Sunday. And she was being worse than usual. I was wrangling her, wrestling with her, shushing her. And she was talking, yelling, playing. She wanted up and she wanted down. She wanted to sit, stand, lie down. And I felt exhausted. And huge.

I took her out, finally, and found the bridal dressing room open. We went in and I put her on the couch, where she instantly laid her head down. She was tired. I figured. I couldn't hear the Mass, and felt removed from everything. I didn't like it.

Then, she came in. I'd never seen her before.

"Hi. I come down here to visit my son and his wife every few weeks. I just want to say that you are the most beautiful pregnant woman I've seen. That you still come to Church, even when you are juggling a toddler and everything else alone, is so beautiful. And I am constantly praying for you and for the safety of your husband. Can I help hold her?"

I don't know how I didn't cry, but that was the nicest thing I had heard since my husband left. It meant so much.

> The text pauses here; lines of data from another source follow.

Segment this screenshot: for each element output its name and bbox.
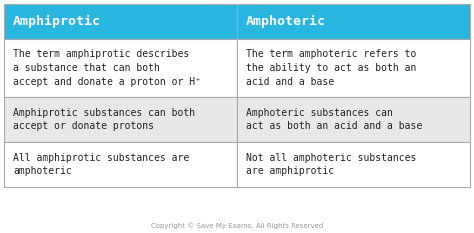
Text: Copyright © Save My Exams. All Rights Reserved: Copyright © Save My Exams. All Rights Re… [151,223,323,229]
Bar [237,39,470,97]
Text: Amphiprotic: Amphiprotic [13,15,101,28]
Text: The term amphiprotic describes
a substance that can both
accept and donate a pro: The term amphiprotic describes a substan… [13,49,201,87]
Bar [4,39,237,97]
Bar [4,97,237,142]
Text: All amphiprotic substances are
amphoteric: All amphiprotic substances are amphoteri… [13,153,189,176]
Bar [237,97,470,142]
Bar [4,142,237,187]
Text: Amphoteric substances can
act as both an acid and a base: Amphoteric substances can act as both an… [246,108,422,131]
Bar [4,4,237,39]
Bar [237,4,470,39]
Text: The term amphoteric refers to
the ability to act as both an
acid and a base: The term amphoteric refers to the abilit… [246,49,416,87]
Text: Amphoteric: Amphoteric [246,15,326,28]
Text: Not all amphoteric substances
are amphiprotic: Not all amphoteric substances are amphip… [246,153,416,176]
Bar [237,142,470,187]
Text: Amphiprotic substances can both
accept or donate protons: Amphiprotic substances can both accept o… [13,108,195,131]
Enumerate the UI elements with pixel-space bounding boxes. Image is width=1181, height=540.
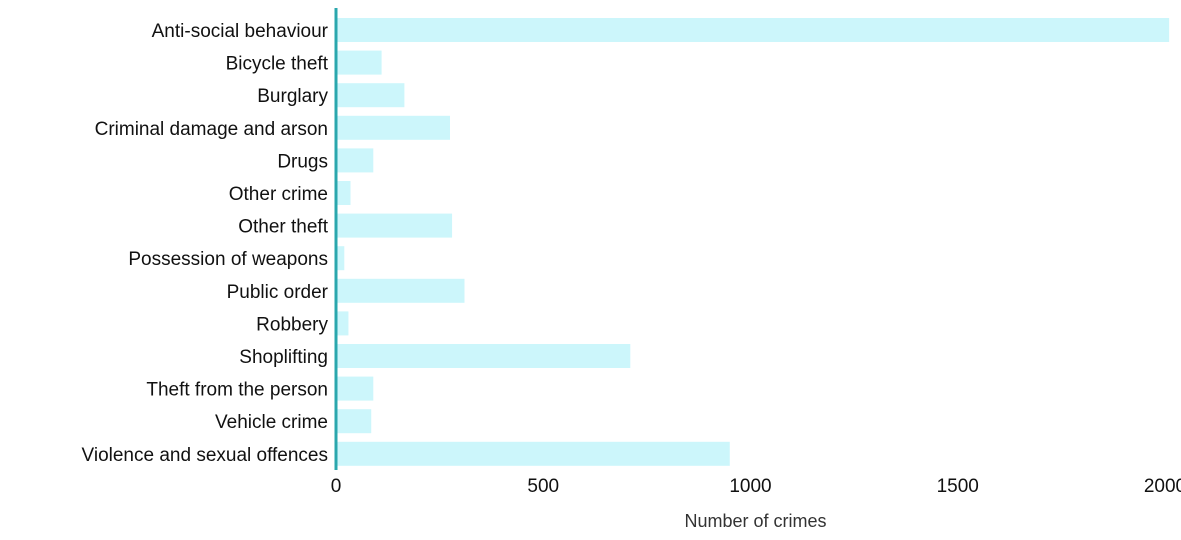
bar <box>336 18 1170 42</box>
x-tick-label: 2000 <box>1144 476 1181 497</box>
category-label: Anti-social behaviour <box>152 21 329 42</box>
x-tick-label: 0 <box>331 476 342 497</box>
bar <box>336 148 374 173</box>
bar <box>336 278 465 303</box>
bar <box>336 409 372 434</box>
bar <box>336 344 631 368</box>
category-label: Burglary <box>257 86 328 107</box>
category-label: Possession of weapons <box>128 249 328 270</box>
category-label: Theft from the person <box>146 380 328 401</box>
category-label: Drugs <box>277 151 328 172</box>
category-label: Vehicle crime <box>215 412 328 433</box>
bar <box>336 311 349 336</box>
category-label: Other crime <box>229 184 328 205</box>
bar <box>336 83 405 108</box>
x-axis-title: Number of crimes <box>684 511 826 531</box>
category-label: Shoplifting <box>239 347 328 368</box>
bar <box>336 441 730 466</box>
bars-layer <box>336 18 1170 466</box>
x-tick-label: 1000 <box>729 476 771 497</box>
category-labels: Anti-social behaviour Bicycle theft Burgla… <box>82 21 329 466</box>
category-label: Other theft <box>238 217 328 238</box>
x-tick-label: 500 <box>527 476 559 497</box>
bar <box>336 213 453 238</box>
category-label: Robbery <box>256 314 328 335</box>
category-label: Violence and sexual offences <box>82 445 328 466</box>
x-tick-labels: 0 500 1000 1500 2000 <box>331 476 1181 497</box>
bar <box>336 376 374 401</box>
category-label: Public order <box>227 282 329 303</box>
category-label: Criminal damage and arson <box>95 119 328 140</box>
bar <box>336 246 345 271</box>
bar <box>336 181 351 205</box>
bar <box>336 115 450 140</box>
x-tick-label: 1500 <box>937 476 979 497</box>
category-label: Bicycle theft <box>226 54 329 75</box>
bar <box>336 50 382 75</box>
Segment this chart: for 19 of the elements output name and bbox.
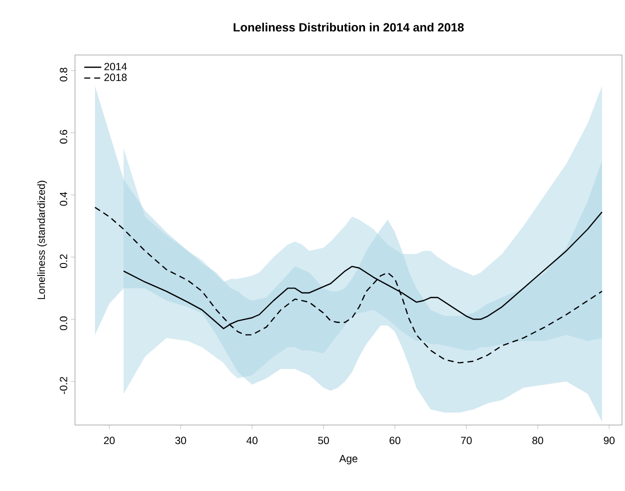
y-axis-title: Loneliness (standardized) <box>37 180 48 300</box>
chart-title: Loneliness Distribution in 2014 and 2018 <box>234 22 464 32</box>
x-tick-label: 90 <box>604 436 615 444</box>
x-tick-label: 30 <box>175 436 186 444</box>
x-tick-label: 50 <box>318 436 329 444</box>
x-axis-title: Age <box>339 455 358 464</box>
y-tick-label: 0.2 <box>60 254 68 268</box>
legend-label: 2018 <box>104 74 127 82</box>
x-tick-label: 60 <box>390 436 400 444</box>
x-tick-label: 20 <box>104 436 115 444</box>
y-tick-label: 0.4 <box>60 192 68 206</box>
x-tick-label: 80 <box>532 436 544 444</box>
x-tick-label: 40 <box>246 436 258 444</box>
legend-label: 2014 <box>104 62 127 70</box>
y-tick-label: 0.8 <box>60 68 68 82</box>
y-tick-label: -0.2 <box>60 376 68 394</box>
y-tick-label: 0.0 <box>60 316 68 330</box>
y-tick-label: 0.6 <box>60 130 68 144</box>
x-tick-label: 70 <box>461 436 472 444</box>
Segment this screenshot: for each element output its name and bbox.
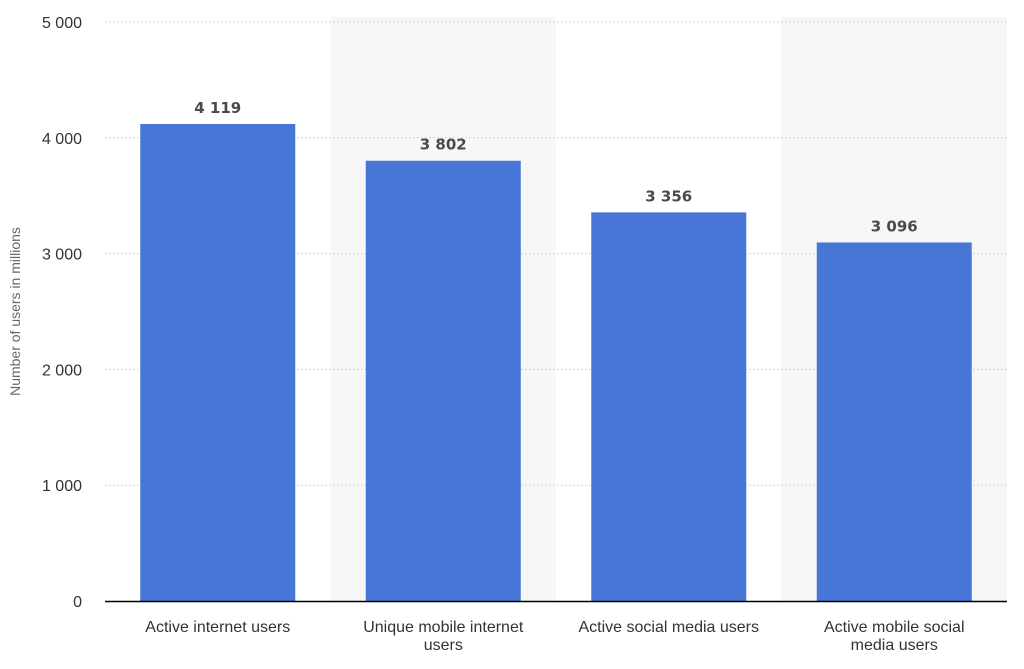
x-category-label: Active mobile social media users: [824, 619, 965, 654]
bar[interactable]: [365, 160, 521, 601]
y-tick-label: 2 000: [42, 362, 82, 379]
y-tick-label: 4 000: [42, 131, 82, 148]
y-tick-label: 3 000: [42, 247, 82, 264]
bar-value-label: 3 096: [871, 217, 918, 235]
x-category-label-line: Active mobile social: [824, 619, 965, 636]
bar[interactable]: [591, 212, 747, 602]
bar-value-label: 3 356: [645, 187, 692, 205]
bar-value-label: 4 119: [194, 99, 241, 117]
bar[interactable]: [816, 242, 972, 601]
x-category-label: Unique mobile internet users: [363, 619, 524, 654]
y-tick-label: 5 000: [42, 15, 82, 32]
y-axis-title: Number of users in millions: [7, 227, 23, 396]
x-category-label-line: Active social media users: [578, 619, 759, 636]
x-axis-labels: Active internet users Unique mobile inter…: [145, 619, 964, 654]
bar-value-label: 3 802: [420, 136, 467, 154]
x-category-label-line: media users: [851, 637, 938, 654]
bar[interactable]: [140, 124, 296, 601]
y-axis-ticks: 0 1 000 2 000 3 000 4 000 5 000: [42, 15, 82, 611]
y-tick-label: 0: [73, 594, 82, 611]
x-category-label: Active social media users: [578, 619, 759, 636]
x-category-label-line: users: [424, 637, 463, 654]
x-category-label: Active internet users: [145, 619, 290, 636]
x-category-label-line: Unique mobile internet: [363, 619, 524, 636]
x-category-label-line: Active internet users: [145, 619, 290, 636]
y-tick-label: 1 000: [42, 478, 82, 495]
value-labels: 4 119 3 802 3 356 3 096: [194, 99, 917, 235]
bars: [140, 124, 972, 602]
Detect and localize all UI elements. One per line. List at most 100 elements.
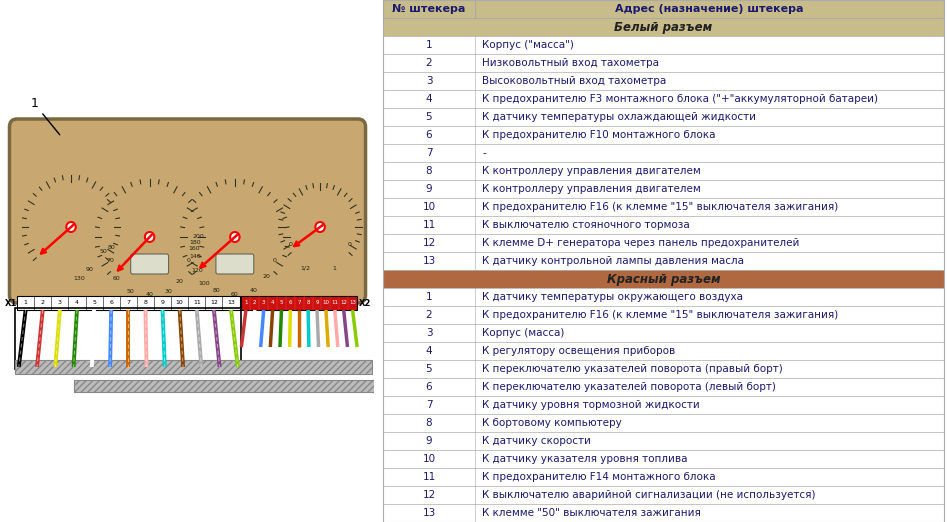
Text: К переключателю указателей поворота (правый борт): К переключателю указателей поворота (пра… [482, 364, 783, 374]
Text: К датчику температуры окружающего воздуха: К датчику температуры окружающего воздух… [482, 292, 743, 302]
Text: 80: 80 [107, 245, 116, 251]
Bar [383, 450, 944, 468]
Text: Белый разъем: Белый разъем [615, 20, 712, 33]
Text: X1: X1 [5, 299, 17, 307]
Text: 12: 12 [422, 490, 436, 500]
Bar [383, 36, 944, 54]
Bar [383, 342, 944, 360]
Text: 5: 5 [92, 301, 96, 305]
Text: К датчику указателя уровня топлива: К датчику указателя уровня топлива [482, 454, 688, 464]
Text: 120: 120 [191, 268, 203, 273]
Text: 0: 0 [273, 258, 277, 264]
Text: 160: 160 [188, 246, 201, 251]
Bar [383, 90, 944, 108]
Text: 0: 0 [348, 243, 351, 247]
Bar [383, 54, 944, 72]
Bar [383, 324, 944, 342]
Bar [383, 288, 944, 306]
Text: 4: 4 [425, 346, 432, 356]
Text: 30: 30 [165, 289, 172, 294]
Text: 11: 11 [422, 220, 436, 230]
Text: 1: 1 [332, 266, 336, 271]
Text: 2: 2 [41, 301, 45, 305]
Text: 3: 3 [58, 301, 62, 305]
Text: 0: 0 [289, 243, 293, 247]
Text: 5: 5 [279, 301, 283, 305]
Text: 1: 1 [425, 292, 432, 302]
Text: № штекера: № штекера [392, 4, 466, 14]
Bar [383, 486, 944, 504]
Text: 8: 8 [425, 418, 432, 428]
Text: 9: 9 [315, 301, 319, 305]
Text: 60: 60 [113, 276, 120, 281]
Text: 3: 3 [262, 301, 265, 305]
Text: 11: 11 [422, 472, 436, 482]
Text: Корпус (масса): Корпус (масса) [482, 328, 564, 338]
Text: 6: 6 [425, 382, 432, 392]
Bar [383, 0, 944, 18]
Text: 1: 1 [425, 40, 432, 50]
Text: Адрес (назначение) штекера: Адрес (назначение) штекера [616, 4, 804, 14]
Text: 11: 11 [331, 301, 338, 305]
Text: Красный разъем: Красный разъем [607, 272, 721, 286]
Text: К выключателю стояночного тормоза: К выключателю стояночного тормоза [482, 220, 690, 230]
Text: К регулятору освещения приборов: К регулятору освещения приборов [482, 346, 675, 356]
Text: 1: 1 [244, 301, 248, 305]
Text: К датчику температуры охлаждающей жидкости: К датчику температуры охлаждающей жидкос… [482, 112, 756, 122]
Text: 3: 3 [425, 76, 432, 86]
Text: 6: 6 [289, 301, 292, 305]
Text: К датчику скорости: К датчику скорости [482, 436, 591, 446]
Bar [383, 396, 944, 414]
Text: 180: 180 [189, 240, 202, 245]
Text: К клемме D+ генератора через панель предохранителей: К клемме D+ генератора через панель пред… [482, 238, 799, 248]
Text: 9: 9 [425, 184, 432, 194]
Text: К выключателю аварийной сигнализации (не используется): К выключателю аварийной сигнализации (не… [482, 490, 815, 500]
Text: 7: 7 [126, 301, 131, 305]
Bar [383, 234, 944, 252]
FancyBboxPatch shape [131, 254, 169, 274]
Text: 5: 5 [425, 112, 432, 122]
Text: 5: 5 [425, 364, 432, 374]
Text: 70: 70 [106, 258, 115, 264]
Text: К контроллеру управления двигателем: К контроллеру управления двигателем [482, 184, 701, 194]
Text: 100: 100 [198, 281, 209, 286]
Bar [383, 198, 944, 216]
Text: 12: 12 [340, 301, 348, 305]
Circle shape [145, 232, 154, 242]
Text: Высоковольтный вход тахометра: Высоковольтный вход тахометра [482, 76, 667, 86]
Bar [383, 432, 944, 450]
Bar [383, 126, 944, 144]
Bar [383, 270, 944, 288]
Text: 11: 11 [193, 301, 201, 305]
Text: 12: 12 [210, 301, 218, 305]
Text: 4: 4 [425, 94, 432, 104]
Bar [383, 360, 944, 378]
Text: К переключателю указателей поворота (левый борт): К переключателю указателей поворота (лев… [482, 382, 776, 392]
Text: К клемме "50" выключателя зажигания: К клемме "50" выключателя зажигания [482, 508, 701, 518]
Text: К предохранителю F16 (к клемме "15" выключателя зажигания): К предохранителю F16 (к клемме "15" выкл… [482, 202, 838, 212]
Bar [383, 468, 944, 486]
Bar [383, 504, 944, 522]
Bar [383, 252, 944, 270]
Text: 20: 20 [175, 279, 183, 284]
Text: 10: 10 [422, 454, 436, 464]
Bar [241, 296, 357, 310]
Text: 10: 10 [176, 301, 184, 305]
Text: 9: 9 [425, 436, 432, 446]
Bar [383, 108, 944, 126]
Text: К предохранителю F16 (к клемме "15" выключателя зажигания): К предохранителю F16 (к клемме "15" выкл… [482, 310, 838, 320]
Text: 13: 13 [422, 256, 436, 266]
Bar [383, 216, 944, 234]
Text: 2: 2 [425, 310, 432, 320]
Text: Корпус ("масса"): Корпус ("масса") [482, 40, 574, 50]
Text: 90: 90 [86, 267, 94, 272]
Text: -: - [482, 148, 486, 158]
Text: К датчику контрольной лампы давления масла: К датчику контрольной лампы давления мас… [482, 256, 744, 266]
Bar [383, 378, 944, 396]
Text: 1: 1 [30, 97, 60, 135]
Bar [383, 414, 944, 432]
Circle shape [315, 222, 325, 232]
Text: 6: 6 [109, 301, 113, 305]
Text: 4: 4 [271, 301, 275, 305]
Text: 130: 130 [74, 276, 85, 281]
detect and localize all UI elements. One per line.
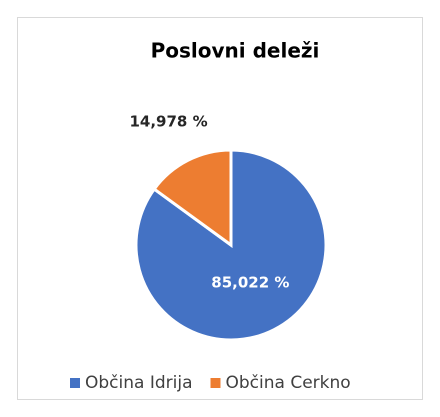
data-label: 14,978 % [129,113,207,131]
data-label: 85,022 % [211,274,289,292]
pie-slice [152,148,233,248]
legend-swatch [70,378,80,388]
legend-label: Občina Cerkno [226,373,351,393]
legend-swatch [210,378,221,388]
legend-label: Občina Idrija [85,373,193,393]
chart-title: Poslovni deleži [151,39,320,63]
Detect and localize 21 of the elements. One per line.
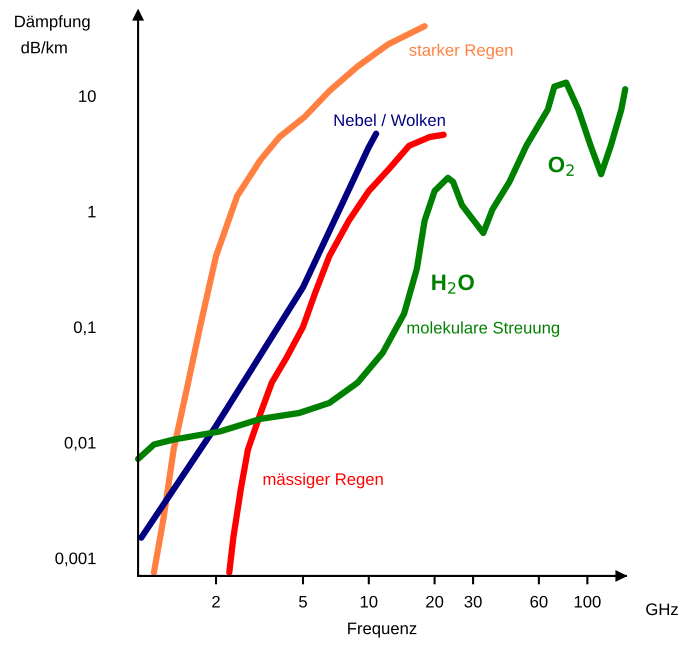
y-axis-title: Dämpfung dB/km	[15, 15, 90, 54]
x-tick-label: 20	[426, 596, 444, 608]
x-tick-label: 30	[464, 596, 482, 608]
annotation: H$_{2}$O	[432, 274, 474, 294]
series-label: mässiger Regen	[264, 472, 383, 488]
x-tick-label: 100	[574, 596, 601, 608]
y-tick-label: 0,01	[64, 436, 96, 451]
annotation: O$_{2}$	[548, 156, 574, 176]
y-tick-label: 0,1	[74, 321, 96, 336]
series-label: molekulare Streuung	[407, 321, 560, 337]
series-label: starker Regen	[409, 44, 512, 60]
text: GHz	[646, 603, 678, 616]
x-axis-title: Frequenz	[348, 622, 416, 638]
series-label: Nebel / Wolken	[334, 114, 445, 126]
x-tick-label: 2	[212, 596, 220, 608]
y-tick-label: 1	[88, 206, 96, 218]
x-tick-label: 60	[530, 596, 548, 608]
x-tick-label: 10	[360, 596, 378, 608]
x-tick-label: 5	[299, 596, 307, 608]
y-tick-label: 10	[79, 90, 96, 102]
y-tick-label: 0,001	[55, 552, 96, 566]
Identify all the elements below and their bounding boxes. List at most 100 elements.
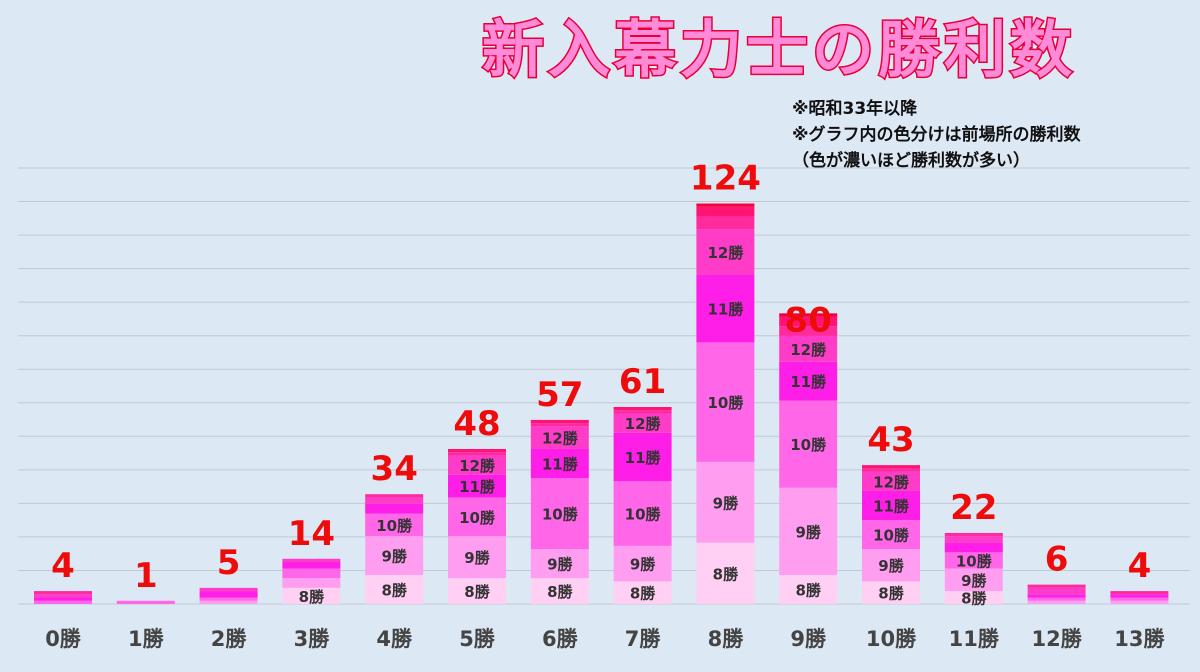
bar-segment	[613, 406, 672, 411]
bar-segment	[530, 549, 589, 579]
segment-label: 8勝	[547, 583, 573, 601]
category-label: 0勝	[45, 627, 82, 651]
category-label: 8勝	[708, 627, 745, 651]
bar-segment	[282, 568, 341, 579]
segment-label: 12勝	[790, 341, 827, 359]
value-label: 61	[619, 362, 666, 402]
bar-segment	[448, 455, 506, 475]
value-label: 22	[950, 488, 997, 528]
bar-segment	[696, 461, 755, 543]
segment-label: 8勝	[795, 581, 821, 599]
bar-segment	[862, 490, 920, 521]
segment-label: 8勝	[299, 588, 325, 606]
bar-segment	[862, 581, 920, 604]
bar-segment	[696, 229, 755, 275]
bar-segment	[448, 448, 506, 453]
bar-segment	[862, 471, 920, 491]
bar-segment	[365, 494, 424, 498]
bar-segment	[365, 503, 424, 514]
bar-segment	[365, 536, 424, 575]
chart-notes: ※昭和33年以降 ※グラフ内の色分けは前場所の勝利数 （色が濃いほど勝利数が多い…	[792, 96, 1081, 174]
bar-segment	[696, 206, 755, 217]
value-label: 4	[1128, 546, 1152, 586]
bar-segment	[613, 410, 672, 414]
bar-segment	[34, 594, 92, 598]
bar-segment	[779, 335, 838, 362]
segment-label: 12勝	[542, 430, 579, 448]
bar-segment	[34, 591, 92, 595]
bar-segment	[448, 474, 506, 498]
bar-segment	[613, 413, 672, 433]
value-label: 4	[51, 546, 75, 586]
bar-segment	[944, 542, 1003, 553]
bar-segment	[944, 568, 1003, 592]
segment-label: 9勝	[878, 557, 904, 575]
category-label: 1勝	[128, 627, 165, 651]
category-label: 10勝	[866, 627, 917, 651]
bar-segment	[862, 520, 920, 550]
bar-segment	[34, 600, 92, 604]
segment-label: 8勝	[878, 585, 904, 603]
segment-label: 10勝	[873, 527, 910, 545]
segment-label: 9勝	[547, 556, 573, 574]
category-label: 11勝	[949, 627, 1000, 651]
bar-segment	[779, 316, 838, 327]
bar-segment	[365, 497, 424, 504]
bar-segment	[862, 465, 920, 469]
segment-label: 11勝	[790, 373, 827, 391]
segment-label: 9勝	[795, 523, 821, 541]
bar-segment	[530, 426, 589, 449]
bar-segment	[530, 423, 589, 427]
bar-segment	[34, 597, 92, 601]
segment-label: 8勝	[713, 565, 739, 583]
segment-label: 10勝	[625, 506, 662, 524]
value-label: 34	[371, 449, 418, 489]
bar-segment	[944, 536, 1003, 543]
segment-label: 12勝	[625, 415, 662, 433]
category-label: 3勝	[294, 627, 331, 651]
bar-segment	[779, 326, 838, 336]
value-label: 5	[217, 543, 241, 583]
bar-segment	[1110, 597, 1169, 601]
category-label: 9勝	[790, 627, 827, 651]
segment-label: 12勝	[459, 457, 496, 475]
segment-label: 9勝	[713, 494, 739, 512]
segment-label: 11勝	[707, 300, 744, 318]
bar-segment	[199, 597, 258, 601]
bar-segment	[696, 216, 755, 230]
bar-segment	[448, 452, 506, 456]
segment-label: 9勝	[381, 548, 407, 566]
bar-segment	[199, 600, 258, 604]
value-label: 57	[536, 375, 583, 415]
segment-label: 10勝	[707, 394, 744, 412]
bar-segment	[530, 419, 589, 424]
chart-title: 新入幕力士の勝利数	[481, 12, 1077, 87]
bar-segment	[1110, 594, 1169, 598]
segment-label: 11勝	[459, 478, 496, 496]
segment-label: 10勝	[376, 517, 413, 535]
bar-segment	[779, 361, 838, 401]
bar-segment	[613, 481, 672, 546]
bar-segment	[199, 587, 258, 592]
segment-label: 12勝	[873, 473, 910, 491]
bar-segment	[282, 558, 341, 563]
bar-segment	[1110, 591, 1169, 595]
bar-segment	[530, 478, 589, 550]
bar-segment	[696, 274, 755, 343]
segment-label: 8勝	[464, 583, 490, 601]
segment-label: 11勝	[542, 456, 579, 474]
bar-segment	[696, 203, 755, 207]
bar-segment	[696, 542, 755, 604]
category-label: 2勝	[211, 627, 248, 651]
bar-segment	[1027, 584, 1086, 588]
bar-segment	[1027, 597, 1086, 601]
bar-segment	[862, 468, 920, 472]
bar-segment	[116, 600, 175, 604]
segment-label: 9勝	[961, 572, 987, 590]
bar-segment	[448, 578, 506, 604]
segment-label: 9勝	[464, 549, 490, 567]
value-label: 14	[288, 514, 335, 554]
category-label: 5勝	[459, 627, 496, 651]
bar-segment	[1027, 600, 1086, 604]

I never want to look like a victim during this deployment, because I'm not. I chose this. And I am proud of that. I never want to look beaten down, depressed, or weary. I may feel like that some days, but I always try to put on a cheerful face, a joyful countenance. Because my family deserves it, my Soldier deserves it. But, this life is hard, and sometimes it is a juggle--sometimes, being the only parent is a wrestling match.

And the prayers are what get us--get me--through.

I am so touched when people tell me they are praying for us. It means so much. Because, despite having toughed through 204 days, not one of those days has beaten me, has beaten my family. Despite the distance, despite the limited communication, despite not having held his hand in a long time, we are still moving forward. Happily, healthily, faithfully.

Thanks to the prayers.

So, those of you out there praying for my little family: thank you. From the bottom of my heart. Those I know, those I don't. Those who are dear friends, and those who watch from afar. Thank you.

I've said it many times: the prayers are what get us through.

1 comment:

To Love a Soldier... said...

Adrienne, How beautiful! It's amazing how those things can happen in our darkest moments. Going to mass with my boys and without C was something I DREADED. It was nearly impossible to get something out of it. He just left again this morning and today I feel a little broken. Praying for you, Adrienne, and the prayers do get us through.